Turbulent burning velocity in combustion chamber of SI engine fueled with compressed biogas
Keywords:turbulent burning velocity, combustion simulation, biogas engine, spark ignition engine, biogas fuel
Turbulent burning velocity is the most important parameter in analyzing pre-mixed combustion simulation of spark ignition engines. It depends on the laminar burning velocity and turbulence intensity in the combustion chamber. The first term can be predicted if one knows fuel composition, physico chemical properties of the fluid. The second term strongly depends on the geometry of the combustion chamber and fluid movement during the combustion process. One cannot suggest a general expression for different cases of engine. Thus, for accuracy modeling, one should determine turbulent burning velocity in the combustion chamber of each case of engine individually. In this study, the turbulent burning velocity is defined by a linear function of laminar burning velocity in which the proportional constant is defined as the turbulent burning velocity coefficient.
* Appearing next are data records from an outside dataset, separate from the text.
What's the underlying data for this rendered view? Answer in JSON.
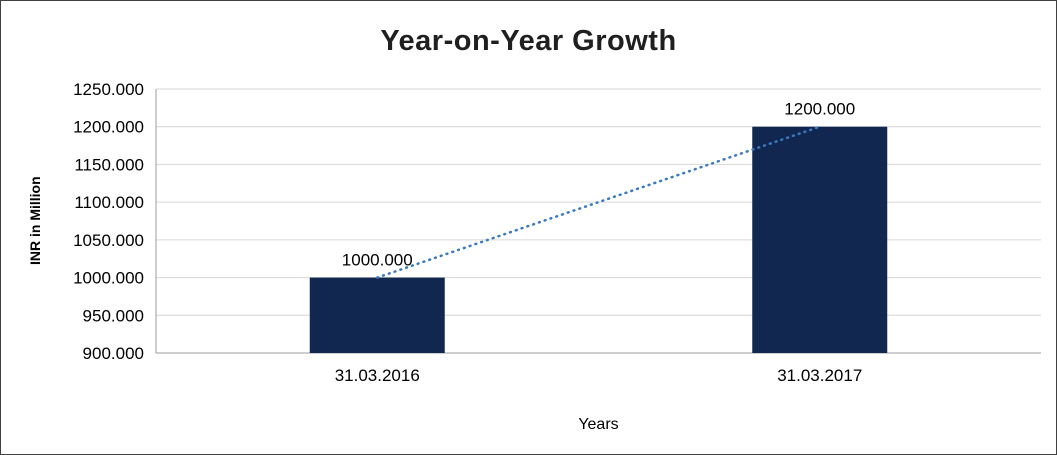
{
  "chart_data": {
    "type": "bar",
    "title": "Year-on-Year Growth",
    "xlabel": "Years",
    "ylabel": "INR in Million",
    "categories": [
      "31.03.2016",
      "31.03.2017"
    ],
    "values": [
      1000,
      1200
    ],
    "value_labels": [
      "1000.000",
      "1200.000"
    ],
    "ylim": [
      900,
      1250
    ],
    "yticks": [
      900,
      950,
      1000,
      1050,
      1100,
      1150,
      1200,
      1250
    ],
    "ytick_labels": [
      "900.000",
      "950.000",
      "1000.000",
      "1050.000",
      "1100.000",
      "1150.000",
      "1200.000",
      "1250.000"
    ],
    "grid": "horizontal",
    "legend": "none",
    "trendline": {
      "style": "dotted",
      "from": [
        0,
        1000
      ],
      "to": [
        1,
        1200
      ],
      "color": "#3a7abf"
    },
    "colors": {
      "bar": "#112750",
      "grid": "#d6d6d6",
      "axis": "#9c9c9c",
      "text": "#000000",
      "title": "#1f1f1f",
      "border": "#404040"
    }
  }
}
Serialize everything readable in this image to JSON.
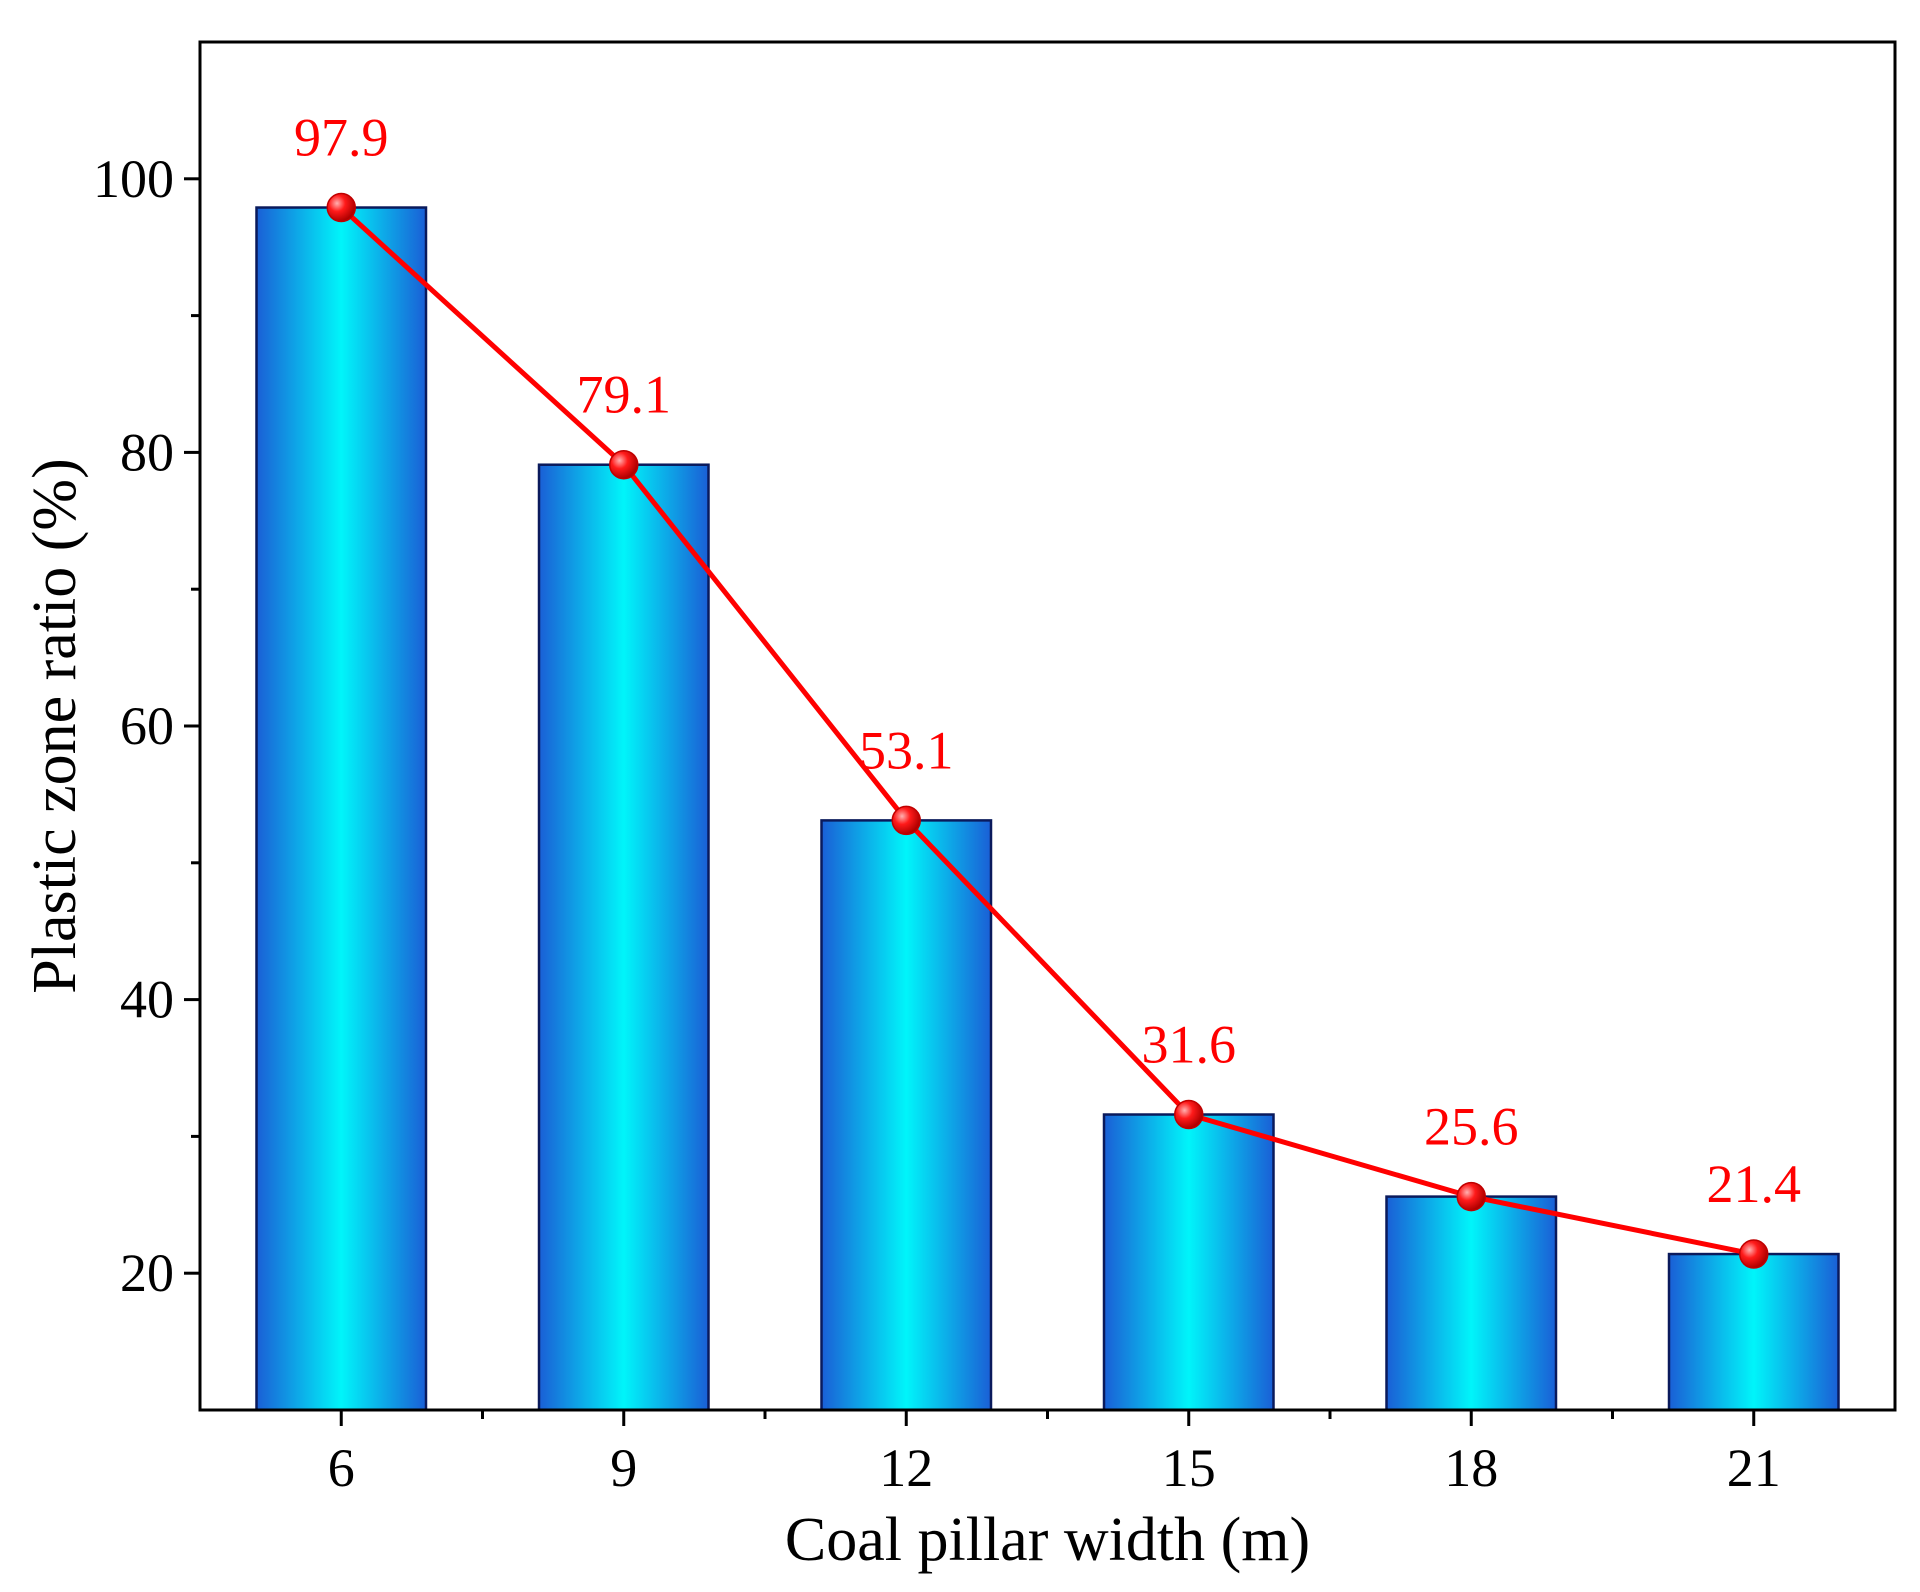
{
  "chart_data": {
    "type": "bar",
    "title": "",
    "xlabel": "Coal pillar width (m)",
    "ylabel": "Plastic zone ratio (%)",
    "categories": [
      "6",
      "9",
      "12",
      "15",
      "18",
      "21"
    ],
    "values": [
      97.9,
      79.1,
      53.1,
      31.6,
      25.6,
      21.4
    ],
    "value_labels": [
      "97.9",
      "79.1",
      "53.1",
      "31.6",
      "25.6",
      "21.4"
    ],
    "ylim": [
      10,
      110
    ],
    "y_ticks": [
      20,
      40,
      60,
      80,
      100
    ],
    "y_tick_labels": [
      "20",
      "40",
      "60",
      "80",
      "100"
    ],
    "y_minor_ticks": [
      30,
      50,
      70,
      90
    ],
    "grid": false,
    "legend": "none",
    "overlay_line": {
      "type": "line",
      "markers": "sphere",
      "values": [
        97.9,
        79.1,
        53.1,
        31.6,
        25.6,
        21.4
      ]
    },
    "colors": {
      "bar_edge": "#0a1a5c",
      "bar_outer": "#1a5fd6",
      "bar_inner": "#00f5fa",
      "line": "#ff0000",
      "label": "#ff0000",
      "axis": "#000000"
    }
  }
}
This coefficient was obtained by analyzing the numerical simulation results and experimental data and this is applied to a concrete case of a Honda Wave motorcycle engine combustion chamber that fueled with compressed biogas. The results showed that the turbulent burning velocity coefficient in this case is around 1.3 when the average engine revolutions is in the range of 3000 rpm to 6000 rpm with biogas containing 80% Methane. We can then predict the effects of different parameters on the performance of the engine fueled with compressed biogas by simulation.